Lintas Generasi dan Komunitas
Berbagai usia perempuan yang tergabung dalam komunitas Vespa Wanita Riau ini. Jumlahnya memang tidak banyak karena memang tidak banyak perempuan yang hobi menggunakan skuter sebagai kendaraan. Tapi yang sedikit ini dimulai dari usia muda sampai Bunda yang sudah separuh baya. Lagi-lagi Bunda menyampaikan, keinginannya yang kuat menggandeng perempuan pengendara skuter ini karena di dalamnya banyak pelajaran. Kata Bunda, setiap perjalanan adalah pelajaran, termasuk berjalan dengan skuter dan dengan mereka yang berusia beda, selalu ada pelajaran di dalamnya.
Kehadiran Bunda dan rekan-rekannya tidak membuat mereka asing atau jauh dengan komunitas lain, termasuk komunitas Vespa sendiri yang mayoritas didominasi kaum lelaki. Bahkan selalu ada keakraban dan kebersamaan. Mereka selalu melakukan riding bersama, menyalurkan bantuan dan berkegiatan sosial secara bersama-sama. Layaknya komunitas, kegiatan sosial menjadi basis atas keberadaan mereka.(das)
Menghadiri kegiatan komunitas lain atau lintas komunitas juga tidak dilewatkan Bunda. Perempuan yang sudah makan asam garam sepanjang hidupnya ini, juga menjadi contoh dan panutan bagi generasi di bawahnya. Apalagi melihat sikap Bunda yang selalu terbuka dan selalu ramah kepada banyak orang. Hal ini diakui oleh perempuan-perempuan muda yang bergabung bersama di dalam komunitas Vespa Wanita Riau ini.
Tempat Belajar
Tri Julia Syafri Syaputri Harahap. Perempuan muda yang sebentar lagi berusia 23 tahun ini, sejak 2016 mulai mengenal Vespa. Sejak itu pula ia sering bergabung dan ikut Bunda dalam berbagai kegiatan sosial bersama Vespa. Alumni Fakultas Agama Islam Universitas Islam Riau (UIR) yang akrab disapa Boy ini, mengendarai vespanya setiap hari, saat pulang dan pergi kerja, atau ke mana pun dia melangkahkan perjalanannya. Vespa warna alvocado miliknya, menjadi sahabat setia yang unik dan sederhana.

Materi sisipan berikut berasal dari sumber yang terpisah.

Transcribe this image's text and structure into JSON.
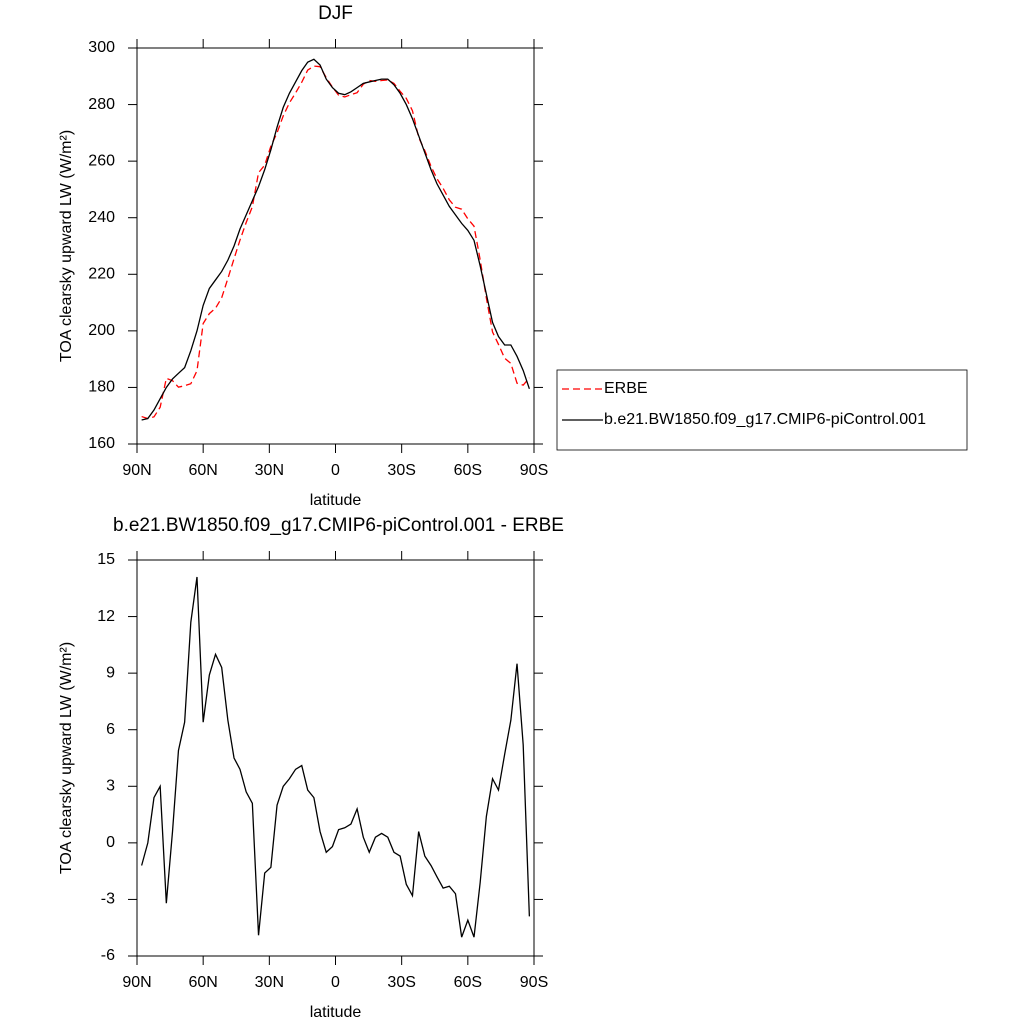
{
  "chart_data": [
    {
      "type": "line",
      "title": "DJF",
      "xlabel": "latitude",
      "ylabel": "TOA clearsky upward LW (W/m²)",
      "x": [
        87.9,
        85.1,
        82.3,
        79.5,
        76.7,
        73.9,
        71.2,
        68.4,
        65.6,
        62.8,
        60.0,
        57.2,
        54.4,
        51.6,
        48.8,
        46.0,
        43.3,
        40.5,
        37.7,
        34.9,
        32.1,
        29.3,
        26.5,
        23.7,
        20.9,
        18.1,
        15.3,
        12.6,
        9.8,
        7.0,
        4.2,
        1.4,
        -1.4,
        -4.2,
        -7.0,
        -9.8,
        -12.6,
        -15.3,
        -18.1,
        -20.9,
        -23.7,
        -26.5,
        -29.3,
        -32.1,
        -34.9,
        -37.7,
        -40.5,
        -43.3,
        -46.0,
        -48.8,
        -51.6,
        -54.4,
        -57.2,
        -60.0,
        -62.8,
        -65.6,
        -68.4,
        -71.2,
        -73.9,
        -76.7,
        -79.5,
        -82.3,
        -85.1,
        -87.9
      ],
      "series": [
        {
          "name": "ERBE",
          "color": "#ff0000",
          "style": "dashed",
          "values": [
            169.7,
            169.0,
            169.6,
            173.0,
            183.2,
            182.4,
            180.1,
            180.6,
            181.3,
            185.9,
            202.6,
            206.1,
            208.0,
            211.7,
            218.5,
            225.5,
            232.1,
            238.3,
            243.9,
            255.9,
            258.6,
            265.3,
            270.0,
            276.0,
            280.6,
            284.1,
            287.9,
            292.2,
            293.6,
            293.4,
            289.5,
            286.2,
            283.3,
            282.7,
            283.5,
            284.2,
            287.2,
            288.5,
            288.2,
            288.5,
            288.7,
            287.5,
            284.7,
            282.2,
            277.8,
            268.4,
            263.7,
            258.2,
            253.8,
            250.4,
            246.3,
            243.7,
            243.0,
            239.6,
            237.0,
            225.1,
            211.6,
            199.6,
            195.2,
            190.3,
            188.5,
            181.5,
            180.8,
            183.4
          ]
        },
        {
          "name": "b.e21.BW1850.f09_g17.CMIP6-piControl.001",
          "color": "#000000",
          "style": "solid",
          "values": [
            168.5,
            169,
            172,
            176,
            180,
            183,
            185,
            187,
            193,
            200,
            209,
            215,
            218,
            221,
            225,
            230,
            236,
            241,
            246,
            251,
            257,
            264,
            272,
            279,
            284,
            288,
            292,
            295,
            296,
            294,
            289,
            286,
            284,
            283.5,
            284.5,
            286,
            287.5,
            288,
            288.5,
            289,
            289,
            287,
            284,
            280,
            275,
            269,
            263,
            257,
            252,
            248,
            244,
            241,
            238,
            235.5,
            232,
            223,
            213,
            203,
            198,
            195,
            195,
            191,
            186,
            179.5
          ]
        }
      ],
      "xlim": [
        90,
        -90
      ],
      "xticks": [
        {
          "value": 90,
          "label": "90N"
        },
        {
          "value": 60,
          "label": "60N"
        },
        {
          "value": 30,
          "label": "30N"
        },
        0,
        {
          "value": -30,
          "label": "30S"
        },
        {
          "value": -60,
          "label": "60S"
        },
        {
          "value": -90,
          "label": "90S"
        }
      ],
      "ylim": [
        160,
        300
      ],
      "yticks": [
        160,
        180,
        200,
        220,
        240,
        260,
        280,
        300
      ],
      "legend": "right"
    },
    {
      "type": "line",
      "title": "b.e21.BW1850.f09_g17.CMIP6-piControl.001 - ERBE",
      "xlabel": "latitude",
      "ylabel": "TOA clearsky upward LW (W/m²)",
      "x": [
        87.9,
        85.1,
        82.3,
        79.5,
        76.7,
        73.9,
        71.2,
        68.4,
        65.6,
        62.8,
        60.0,
        57.2,
        54.4,
        51.6,
        48.8,
        46.0,
        43.3,
        40.5,
        37.7,
        34.9,
        32.1,
        29.3,
        26.5,
        23.7,
        20.9,
        18.1,
        15.3,
        12.6,
        9.8,
        7.0,
        4.2,
        1.4,
        -1.4,
        -4.2,
        -7.0,
        -9.8,
        -12.6,
        -15.3,
        -18.1,
        -20.9,
        -23.7,
        -26.5,
        -29.3,
        -32.1,
        -34.9,
        -37.7,
        -40.5,
        -43.3,
        -46.0,
        -48.8,
        -51.6,
        -54.4,
        -57.2,
        -60.0,
        -62.8,
        -65.6,
        -68.4,
        -71.2,
        -73.9,
        -76.7,
        -79.5,
        -82.3,
        -85.1,
        -87.9
      ],
      "values": [
        -1.2,
        0,
        2.4,
        3.0,
        -3.2,
        0.6,
        4.9,
        6.4,
        11.7,
        14.1,
        6.4,
        8.9,
        10.0,
        9.3,
        6.5,
        4.5,
        3.9,
        2.7,
        2.1,
        -4.9,
        -1.6,
        -1.3,
        2.0,
        3.0,
        3.4,
        3.9,
        4.1,
        2.8,
        2.4,
        0.6,
        -0.5,
        -0.2,
        0.7,
        0.8,
        1.0,
        1.8,
        0.3,
        -0.5,
        0.3,
        0.5,
        0.3,
        -0.5,
        -0.7,
        -2.2,
        -2.8,
        0.6,
        -0.7,
        -1.2,
        -1.8,
        -2.4,
        -2.3,
        -2.7,
        -5.0,
        -4.1,
        -5.0,
        -2.1,
        1.4,
        3.4,
        2.8,
        4.7,
        6.5,
        9.5,
        5.2,
        -3.9
      ],
      "color": "#000000",
      "xlim": [
        90,
        -90
      ],
      "xticks": [
        {
          "value": 90,
          "label": "90N"
        },
        {
          "value": 60,
          "label": "60N"
        },
        {
          "value": 30,
          "label": "30N"
        },
        0,
        {
          "value": -30,
          "label": "30S"
        },
        {
          "value": -60,
          "label": "60S"
        },
        {
          "value": -90,
          "label": "90S"
        }
      ],
      "ylim": [
        -6,
        15
      ],
      "yticks": [
        -6,
        -3,
        0,
        3,
        6,
        9,
        12,
        15
      ]
    }
  ]
}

‘’Banyak sekali pengalaman dan pelajaran yang saya dapat dari Bunda. Gimana bilangnya, ya. Mulai dari belajar arti persahabatan, saling menghargai, membantu sesama, semuanya dari Bunda. Bersama Vespa ini sangat luar biasa,’’ kata Boy.
Dipanggil Boy, padahal Tri Julia adalah perempuan. Ada pengalaman yang tak bisa dilupakan Boy juga terkait ini. Lagi-lagi semuanya karena skuter. Katanya, di kampus UIR tempatnya kuliah ada persatuan Vespa kampus. Dari sekian banyak pengendara Vespa, dia satu-satunya perempuan. Karena itulah ia dipanggil Boy. Baginya, itu hal biasa dan asyik-asyik saja. Bukan beban apalagi bencana.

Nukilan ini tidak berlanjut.